AMLO rectifies on PEMEX ... sort of

    Rafael Elias
    Rafael Elias

    Director, Latin America Credit

    Tellimer Research
    12 May 2019
    Published by

    Perhaps because of the backlash that he received from the markets, or perhaps because of the hinted warnings from Moody's that did not see the construction of the Dos Bocas refinery as a good use of PEMEX's funds, AMLO took a step back on Friday.

    After declaring the bidding process for Dos Bocas void after none of the four participants could meet his US$8.0bn cost ceiling, AMLO said at his daily press conference on Friday that instead of one big refinery with capacity to process 340 mboed (thousands of barrels of oil equivalent per day) he will build two smaller refineries, and in two stages.

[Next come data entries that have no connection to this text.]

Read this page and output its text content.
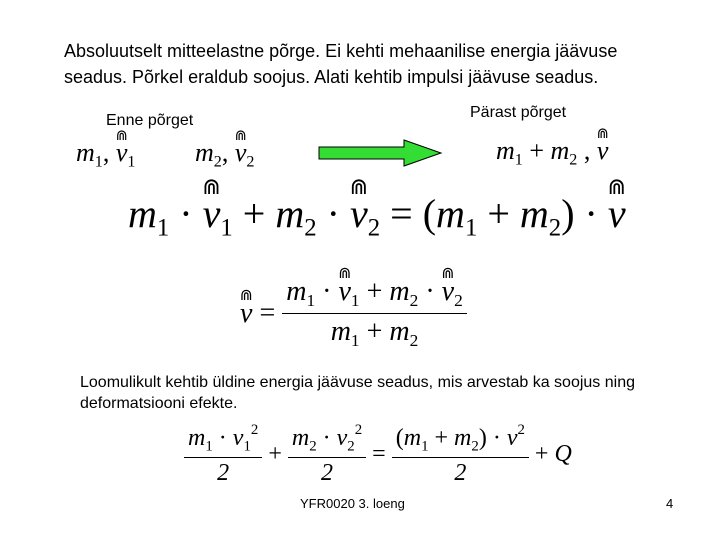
Absoluutselt mitteelastne põrge. Ei kehti mehaanilise energia jäävuse seadus. Põrkel eraldub soojus. Alati kehtib impulsi jäävuse seadus.
Enne põrget	Pärast põrget
$m_1$, ⋒ $v_1$ $m_2$, ⋒ $v_2$	$m_1 + m_2$ , ⋒ v
$m_1$ · ⋒ $v_1 + m_2$ · ⋒ $v_2 = (m_1 + m_2)$ · ⋒ v
⋒ $v = \frac{m_1 \cdot ⋒ v_1 + m_2 \cdot ⋒ v_2}{m_1 + m_2}$
Loomulikult kehtib üldine energia jäävuse seadus, mis arvestab ka soojus ning deformatsiooni efekte.
$\frac{m_1 \cdot v_1^2}{2} + \frac{m_2 \cdot v_2^2}{2} = \frac{(m_1 + m_2) \cdot v^2}{2} + Q$
YFR0020 3. loeng	4
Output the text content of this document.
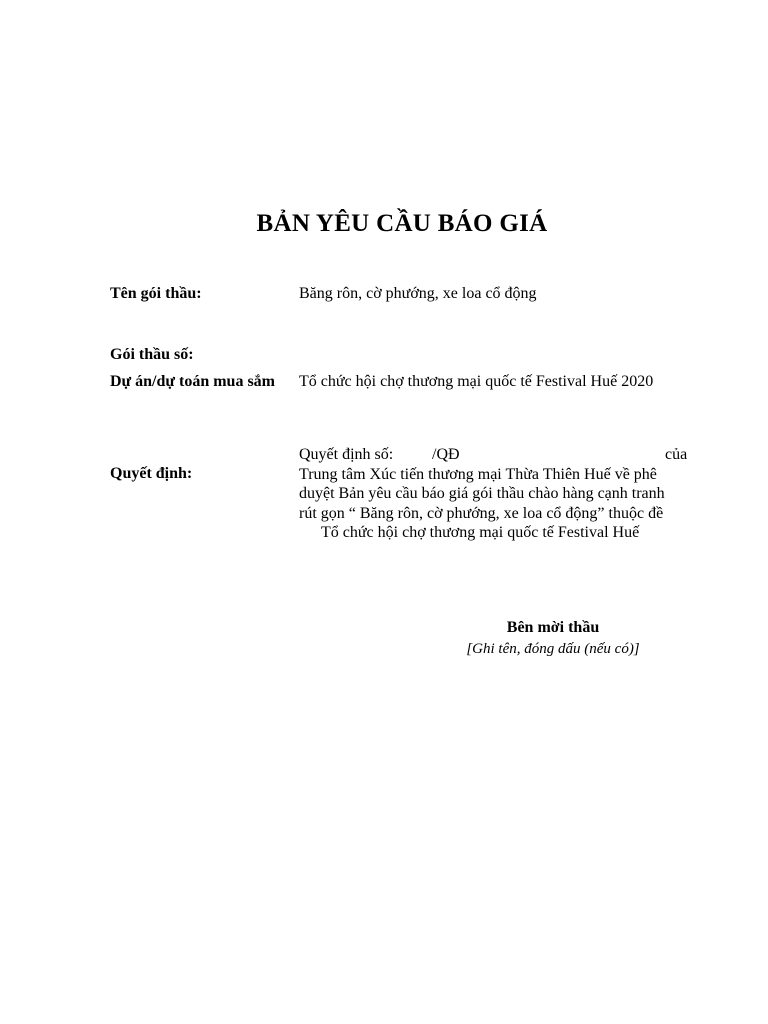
BẢN YÊU CẦU BÁO GIÁ
Tên gói thầu:	Băng rôn, cờ phướng, xe loa cổ động
Gói thầu số:
Dự án/dự toán mua sắm Tổ chức hội chợ thương mại quốc tế Festival Huế 2020
Quyết định:
Quyết định số: /QĐ	của
Trung tâm Xúc tiến thương mại Thừa Thiên Huế về phê
duyệt Bản yêu cầu báo giá gói thầu chào hàng cạnh tranh
rút gọn “ Băng rôn, cờ phướng, xe loa cổ động” thuộc đề
Tổ chức hội chợ thương mại quốc tế Festival Huế
Bên mời thầu
[Ghi tên, đóng dấu (nếu có)]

    According to AMLO, details will be made public in the next week and will consist of the presentation of a project to build a refinery with a processing capacity of c170 mboed. This project is expected to produce c85 thousand barrels of gasoline per day and c50 thousand barrels of diesel daily.

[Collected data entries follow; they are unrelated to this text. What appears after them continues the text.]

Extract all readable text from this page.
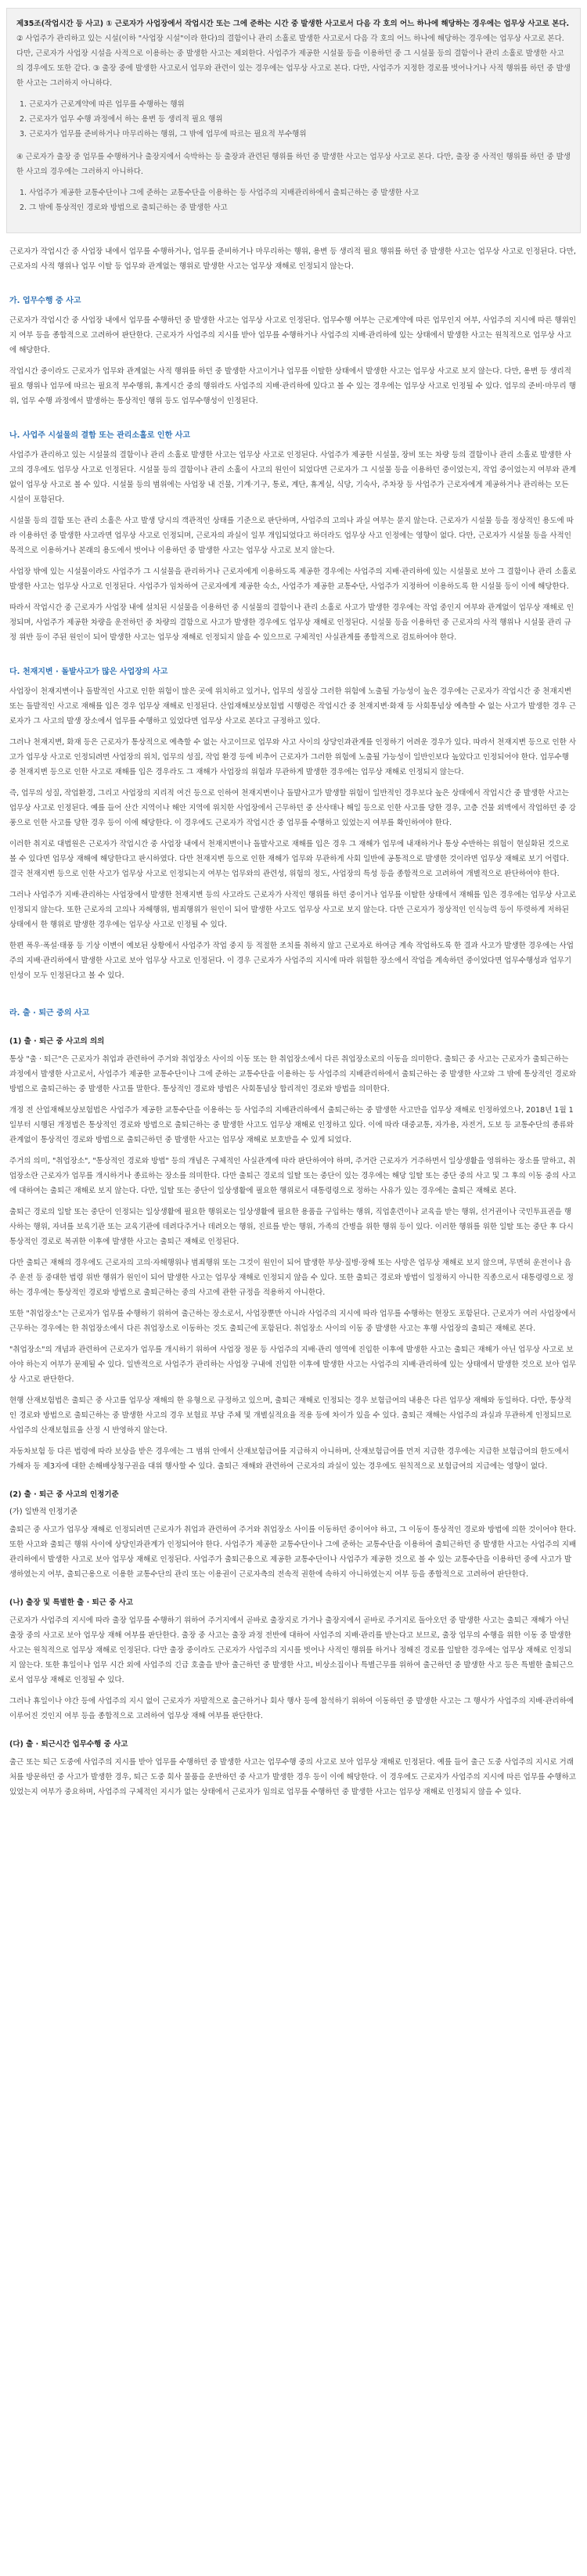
제35조(작업시간 등 사고) ① 근로자가 사업장에서 작업시간 또는 그에 준하는 시간 중 발생한 사고로서 다음 각 호의 어느 하나에 해당하는 경우에는 업무상 사고로 본다.

② 사업주가 관리하고 있는 시설(이하 "사업장 시설"이라 한다)의 결함이나 관리 소홀로 발생한 사고로서 다음 각 호의 어느 하나에 해당하는 경우에는 업무상 사고로 본다. 다만, 근로자가 사업장 시설을 사적으로 이용하는 중 발생한 사고는 제외한다. 사업주가 제공한 시설물 등을 이용하던 중 그 시설물 등의 결함이나 관리 소홀로 발생한 사고의 경우에도 또한 같다. ③ 출장 중에 발생한 사고로서 업무와 관련이 있는 경우에는 업무상 사고로 본다. 다만, 사업주가 지정한 경로를 벗어나거나 사적 행위를 하던 중 발생한 사고는 그러하지 아니하다.

1. 근로자가 근로계약에 따른 업무를 수행하는 행위

2. 근로자가 업무 수행 과정에서 하는 용변 등 생리적 필요 행위

3. 근로자가 업무를 준비하거나 마무리하는 행위, 그 밖에 업무에 따르는 필요적 부수행위

④ 근로자가 출장 중 업무를 수행하거나 출장지에서 숙박하는 등 출장과 관련된 행위를 하던 중 발생한 사고는 업무상 사고로 본다. 다만, 출장 중 사적인 행위를 하던 중 발생한 사고의 경우에는 그러하지 아니하다.

1. 사업주가 제공한 교통수단이나 그에 준하는 교통수단을 이용하는 등 사업주의 지배관리하에서 출퇴근하는 중 발생한 사고

2. 그 밖에 통상적인 경로와 방법으로 출퇴근하는 중 발생한 사고

근로자가 작업시간 중 사업장 내에서 업무를 수행하거나, 업무를 준비하거나 마무리하는 행위, 용변 등 생리적 필요 행위를 하던 중 발생한 사고는 업무상 사고로 인정된다. 다만, 근로자의 사적 행위나 업무 이탈 등 업무와 관계없는 행위로 발생한 사고는 업무상 재해로 인정되지 않는다.

가. 업무수행 중 사고

근로자가 작업시간 중 사업장 내에서 업무를 수행하던 중 발생한 사고는 업무상 사고로 인정된다. 업무수행 여부는 근로계약에 따른 업무인지 여부, 사업주의 지시에 따른 행위인지 여부 등을 종합적으로 고려하여 판단한다. 근로자가 사업주의 지시를 받아 업무를 수행하거나 사업주의 지배·관리하에 있는 상태에서 발생한 사고는 원칙적으로 업무상 사고에 해당한다.

작업시간 중이라도 근로자가 업무와 관계없는 사적 행위를 하던 중 발생한 사고이거나 업무를 이탈한 상태에서 발생한 사고는 업무상 사고로 보지 않는다. 다만, 용변 등 생리적 필요 행위나 업무에 따르는 필요적 부수행위, 휴게시간 중의 행위라도 사업주의 지배·관리하에 있다고 볼 수 있는 경우에는 업무상 사고로 인정될 수 있다. 업무의 준비·마무리 행위, 업무 수행 과정에서 발생하는 통상적인 행위 등도 업무수행성이 인정된다.

나. 사업주 시설물의 결함 또는 관리소홀로 인한 사고

사업주가 관리하고 있는 시설물의 결함이나 관리 소홀로 발생한 사고는 업무상 사고로 인정된다. 사업주가 제공한 시설물, 장비 또는 차량 등의 결함이나 관리 소홀로 발생한 사고의 경우에도 업무상 사고로 인정된다. 시설물 등의 결함이나 관리 소홀이 사고의 원인이 되었다면 근로자가 그 시설물 등을 이용하던 중이었는지, 작업 중이었는지 여부와 관계없이 업무상 사고로 볼 수 있다. 시설물 등의 범위에는 사업장 내 건물, 기계·기구, 통로, 계단, 휴게실, 식당, 기숙사, 주차장 등 사업주가 근로자에게 제공하거나 관리하는 모든 시설이 포함된다.

시설물 등의 결함 또는 관리 소홀은 사고 발생 당시의 객관적인 상태를 기준으로 판단하며, 사업주의 고의나 과실 여부는 묻지 않는다. 근로자가 시설물 등을 정상적인 용도에 따라 이용하던 중 발생한 사고라면 업무상 사고로 인정되며, 근로자의 과실이 일부 개입되었다고 하더라도 업무상 사고 인정에는 영향이 없다. 다만, 근로자가 시설물 등을 사적인 목적으로 이용하거나 본래의 용도에서 벗어나 이용하던 중 발생한 사고는 업무상 사고로 보지 않는다.

사업장 밖에 있는 시설물이라도 사업주가 그 시설물을 관리하거나 근로자에게 이용하도록 제공한 경우에는 사업주의 지배·관리하에 있는 시설물로 보아 그 결함이나 관리 소홀로 발생한 사고는 업무상 사고로 인정된다. 사업주가 임차하여 근로자에게 제공한 숙소, 사업주가 제공한 교통수단, 사업주가 지정하여 이용하도록 한 시설물 등이 이에 해당한다.

따라서 작업시간 중 근로자가 사업장 내에 설치된 시설물을 이용하던 중 시설물의 결함이나 관리 소홀로 사고가 발생한 경우에는 작업 중인지 여부와 관계없이 업무상 재해로 인정되며, 사업주가 제공한 차량을 운전하던 중 차량의 결함으로 사고가 발생한 경우에도 업무상 재해로 인정된다. 시설물 등을 이용하던 중 근로자의 사적 행위나 시설물 관리 규정 위반 등이 주된 원인이 되어 발생한 사고는 업무상 재해로 인정되지 않을 수 있으므로 구체적인 사실관계를 종합적으로 검토하여야 한다.

다. 천재지변 · 돌발사고가 많은 사업장의 사고

사업장이 천재지변이나 돌발적인 사고로 인한 위험이 많은 곳에 위치하고 있거나, 업무의 성질상 그러한 위험에 노출될 가능성이 높은 경우에는 근로자가 작업시간 중 천재지변 또는 돌발적인 사고로 재해를 입은 경우 업무상 재해로 인정된다. 산업재해보상보험법 시행령은 작업시간 중 천재지변·화재 등 사회통념상 예측할 수 없는 사고가 발생한 경우 근로자가 그 사고의 발생 장소에서 업무를 수행하고 있었다면 업무상 사고로 본다고 규정하고 있다.

그러나 천재지변, 화재 등은 근로자가 통상적으로 예측할 수 없는 사고이므로 업무와 사고 사이의 상당인과관계를 인정하기 어려운 경우가 있다. 따라서 천재지변 등으로 인한 사고가 업무상 사고로 인정되려면 사업장의 위치, 업무의 성질, 작업 환경 등에 비추어 근로자가 그러한 위험에 노출될 가능성이 일반인보다 높았다고 인정되어야 한다. 업무수행 중 천재지변 등으로 인한 사고로 재해를 입은 경우라도 그 재해가 사업장의 위험과 무관하게 발생한 경우에는 업무상 재해로 인정되지 않는다.

즉, 업무의 성질, 작업환경, 그리고 사업장의 지리적 여건 등으로 인하여 천재지변이나 돌발사고가 발생할 위험이 일반적인 경우보다 높은 상태에서 작업시간 중 발생한 사고는 업무상 사고로 인정된다. 예를 들어 산간 지역이나 해안 지역에 위치한 사업장에서 근무하던 중 산사태나 해일 등으로 인한 사고를 당한 경우, 고층 건물 외벽에서 작업하던 중 강풍으로 인한 사고를 당한 경우 등이 이에 해당한다. 이 경우에도 근로자가 작업시간 중 업무를 수행하고 있었는지 여부를 확인하여야 한다.

이러한 취지로 대법원은 근로자가 작업시간 중 사업장 내에서 천재지변이나 돌발사고로 재해를 입은 경우 그 재해가 업무에 내재하거나 통상 수반하는 위험이 현실화된 것으로 볼 수 있다면 업무상 재해에 해당한다고 판시하였다. 다만 천재지변 등으로 인한 재해가 업무와 무관하게 사회 일반에 공통적으로 발생한 것이라면 업무상 재해로 보기 어렵다. 결국 천재지변 등으로 인한 사고가 업무상 사고로 인정되는지 여부는 업무와의 관련성, 위험의 정도, 사업장의 특성 등을 종합적으로 고려하여 개별적으로 판단하여야 한다.

그러나 사업주가 지배·관리하는 사업장에서 발생한 천재지변 등의 사고라도 근로자가 사적인 행위를 하던 중이거나 업무를 이탈한 상태에서 재해를 입은 경우에는 업무상 사고로 인정되지 않는다. 또한 근로자의 고의나 자해행위, 범죄행위가 원인이 되어 발생한 사고도 업무상 사고로 보지 않는다. 다만 근로자가 정상적인 인식능력 등이 뚜렷하게 저하된 상태에서 한 행위로 발생한 경우에는 업무상 사고로 인정될 수 있다.

한편 폭우·폭설·태풍 등 기상 이변이 예보된 상황에서 사업주가 작업 중지 등 적절한 조치를 취하지 않고 근로자로 하여금 계속 작업하도록 한 결과 사고가 발생한 경우에는 사업주의 지배·관리하에서 발생한 사고로 보아 업무상 사고로 인정된다. 이 경우 근로자가 사업주의 지시에 따라 위험한 장소에서 작업을 계속하던 중이었다면 업무수행성과 업무기인성이 모두 인정된다고 볼 수 있다.

라. 출 · 퇴근 중의 사고
(1) 출 · 퇴근 중 사고의 의의

통상 "출 · 퇴근"은 근로자가 취업과 관련하여 주거와 취업장소 사이의 이동 또는 한 취업장소에서 다른 취업장소로의 이동을 의미한다. 출퇴근 중 사고는 근로자가 출퇴근하는 과정에서 발생한 사고로서, 사업주가 제공한 교통수단이나 그에 준하는 교통수단을 이용하는 등 사업주의 지배관리하에서 출퇴근하는 중 발생한 사고와 그 밖에 통상적인 경로와 방법으로 출퇴근하는 중 발생한 사고를 말한다. 통상적인 경로와 방법은 사회통념상 합리적인 경로와 방법을 의미한다.

개정 전 산업재해보상보험법은 사업주가 제공한 교통수단을 이용하는 등 사업주의 지배관리하에서 출퇴근하는 중 발생한 사고만을 업무상 재해로 인정하였으나, 2018년 1월 1일부터 시행된 개정법은 통상적인 경로와 방법으로 출퇴근하는 중 발생한 사고도 업무상 재해로 인정하고 있다. 이에 따라 대중교통, 자가용, 자전거, 도보 등 교통수단의 종류와 관계없이 통상적인 경로와 방법으로 출퇴근하던 중 발생한 사고는 업무상 재해로 보호받을 수 있게 되었다.

주거의 의미, "취업장소", "통상적인 경로와 방법" 등의 개념은 구체적인 사실관계에 따라 판단하여야 하며, 주거란 근로자가 거주하면서 일상생활을 영위하는 장소를 말하고, 취업장소란 근로자가 업무를 개시하거나 종료하는 장소를 의미한다. 다만 출퇴근 경로의 일탈 또는 중단이 있는 경우에는 해당 일탈 또는 중단 중의 사고 및 그 후의 이동 중의 사고에 대하여는 출퇴근 재해로 보지 않는다. 다만, 일탈 또는 중단이 일상생활에 필요한 행위로서 대통령령으로 정하는 사유가 있는 경우에는 출퇴근 재해로 본다.

출퇴근 경로의 일탈 또는 중단이 인정되는 일상생활에 필요한 행위로는 일상생활에 필요한 용품을 구입하는 행위, 직업훈련이나 교육을 받는 행위, 선거권이나 국민투표권을 행사하는 행위, 자녀를 보육기관 또는 교육기관에 데려다주거나 데려오는 행위, 진료를 받는 행위, 가족의 간병을 위한 행위 등이 있다. 이러한 행위를 위한 일탈 또는 중단 후 다시 통상적인 경로로 복귀한 이후에 발생한 사고는 출퇴근 재해로 인정된다.

다만 출퇴근 재해의 경우에도 근로자의 고의·자해행위나 범죄행위 또는 그것이 원인이 되어 발생한 부상·질병·장해 또는 사망은 업무상 재해로 보지 않으며, 무면허 운전이나 음주 운전 등 중대한 법령 위반 행위가 원인이 되어 발생한 사고는 업무상 재해로 인정되지 않을 수 있다. 또한 출퇴근 경로와 방법이 일정하지 아니한 직종으로서 대통령령으로 정하는 경우에는 통상적인 경로와 방법으로 출퇴근하는 중의 사고에 관한 규정을 적용하지 아니한다.

또한 "취업장소"는 근로자가 업무를 수행하기 위하여 출근하는 장소로서, 사업장뿐만 아니라 사업주의 지시에 따라 업무를 수행하는 현장도 포함된다. 근로자가 여러 사업장에서 근무하는 경우에는 한 취업장소에서 다른 취업장소로 이동하는 것도 출퇴근에 포함된다. 취업장소 사이의 이동 중 발생한 사고는 후행 사업장의 출퇴근 재해로 본다.

"취업장소"의 개념과 관련하여 근로자가 업무를 개시하기 위하여 사업장 정문 등 사업주의 지배·관리 영역에 진입한 이후에 발생한 사고는 출퇴근 재해가 아닌 업무상 사고로 보아야 하는지 여부가 문제될 수 있다. 일반적으로 사업주가 관리하는 사업장 구내에 진입한 이후에 발생한 사고는 사업주의 지배·관리하에 있는 상태에서 발생한 것으로 보아 업무상 사고로 판단한다.

현행 산재보험법은 출퇴근 중 사고를 업무상 재해의 한 유형으로 규정하고 있으며, 출퇴근 재해로 인정되는 경우 보험급여의 내용은 다른 업무상 재해와 동일하다. 다만, 통상적인 경로와 방법으로 출퇴근하는 중 발생한 사고의 경우 보험료 부담 주체 및 개별실적요율 적용 등에 차이가 있을 수 있다. 출퇴근 재해는 사업주의 과실과 무관하게 인정되므로 사업주의 산재보험료율 산정 시 반영하지 않는다.

자동차보험 등 다른 법령에 따라 보상을 받은 경우에는 그 범위 안에서 산재보험급여를 지급하지 아니하며, 산재보험급여를 먼저 지급한 경우에는 지급한 보험급여의 한도에서 가해자 등 제3자에 대한 손해배상청구권을 대위 행사할 수 있다. 출퇴근 재해와 관련하여 근로자의 과실이 있는 경우에도 원칙적으로 보험급여의 지급에는 영향이 없다.

(2) 출 · 퇴근 중 사고의 인정기준
(가) 일반적 인정기준

출퇴근 중 사고가 업무상 재해로 인정되려면 근로자가 취업과 관련하여 주거와 취업장소 사이를 이동하던 중이어야 하고, 그 이동이 통상적인 경로와 방법에 의한 것이어야 한다. 또한 사고와 출퇴근 행위 사이에 상당인과관계가 인정되어야 한다. 사업주가 제공한 교통수단이나 그에 준하는 교통수단을 이용하여 출퇴근하던 중 발생한 사고는 사업주의 지배관리하에서 발생한 사고로 보아 업무상 재해로 인정된다. 사업주가 출퇴근용으로 제공한 교통수단이나 사업주가 제공한 것으로 볼 수 있는 교통수단을 이용하던 중에 사고가 발생하였는지 여부, 출퇴근용으로 이용한 교통수단의 관리 또는 이용권이 근로자측의 전속적 권한에 속하지 아니하였는지 여부 등을 종합적으로 고려하여 판단한다.

(나) 출장 및 특별한 출 · 퇴근 중 사고

근로자가 사업주의 지시에 따라 출장 업무를 수행하기 위하여 주거지에서 곧바로 출장지로 가거나 출장지에서 곧바로 주거지로 돌아오던 중 발생한 사고는 출퇴근 재해가 아닌 출장 중의 사고로 보아 업무상 재해 여부를 판단한다. 출장 중 사고는 출장 과정 전반에 대하여 사업주의 지배·관리를 받는다고 보므로, 출장 업무의 수행을 위한 이동 중 발생한 사고는 원칙적으로 업무상 재해로 인정된다. 다만 출장 중이라도 근로자가 사업주의 지시를 벗어나 사적인 행위를 하거나 정해진 경로를 일탈한 경우에는 업무상 재해로 인정되지 않는다. 또한 휴일이나 업무 시간 외에 사업주의 긴급 호출을 받아 출근하던 중 발생한 사고, 비상소집이나 특별근무를 위하여 출근하던 중 발생한 사고 등은 특별한 출퇴근으로서 업무상 재해로 인정될 수 있다.

그러나 휴일이나 야간 등에 사업주의 지시 없이 근로자가 자발적으로 출근하거나 회사 행사 등에 참석하기 위하여 이동하던 중 발생한 사고는 그 행사가 사업주의 지배·관리하에 이루어진 것인지 여부 등을 종합적으로 고려하여 업무상 재해 여부를 판단한다.

(다) 출 · 퇴근시간 업무수행 중 사고

출근 또는 퇴근 도중에 사업주의 지시를 받아 업무를 수행하던 중 발생한 사고는 업무수행 중의 사고로 보아 업무상 재해로 인정된다. 예를 들어 출근 도중 사업주의 지시로 거래처를 방문하던 중 사고가 발생한 경우, 퇴근 도중 회사 물품을 운반하던 중 사고가 발생한 경우 등이 이에 해당한다. 이 경우에도 근로자가 사업주의 지시에 따른 업무를 수행하고 있었는지 여부가 중요하며, 사업주의 구체적인 지시가 없는 상태에서 근로자가 임의로 업무를 수행하던 중 발생한 사고는 업무상 재해로 인정되지 않을 수 있다.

    AMLO also said that the construction of a second refinery will be a function of the potential available funding for the project, and that it is not even clear if this second stage will be built during his administration.

    Further, local news reports said that "sources that participate at the Offshore Technology Conference in Houston, Texas, stated that PEMEX will not build the Dos Bocas complex" and that instead, PEMEX "will be the administrator, under the watch of the Ministry of Energy, and will auction the projects to construction companies."

    According to news reports, PEMEX will also be in charge of the purchase of all necessary equipment "in order to achieve savings of between 18% and 22%" of the total costs.

    We see this as a good sign in the sense that this is the first time that we have seen AMLO back down (albeit not completely) from any of his statements and promises. 

    Still, we believe that even at this smaller scale, the case for PEMEX does not improve as this administration appears to continue to prioritise investments in the low-margin refining segment rather than using those resources to recover, at least partially, PEMEX's production levels.

    Further, we believe that the decision to "split" the Dos Bocas project into two smaller units was more a function of markets' and ratings agencies' pressure, than a decision made after a strict cost-benefit analysis or a considered revision of AMLO's strategy related to PEMEX.

    We continue to rate the PEMEX family of bonds a Hold.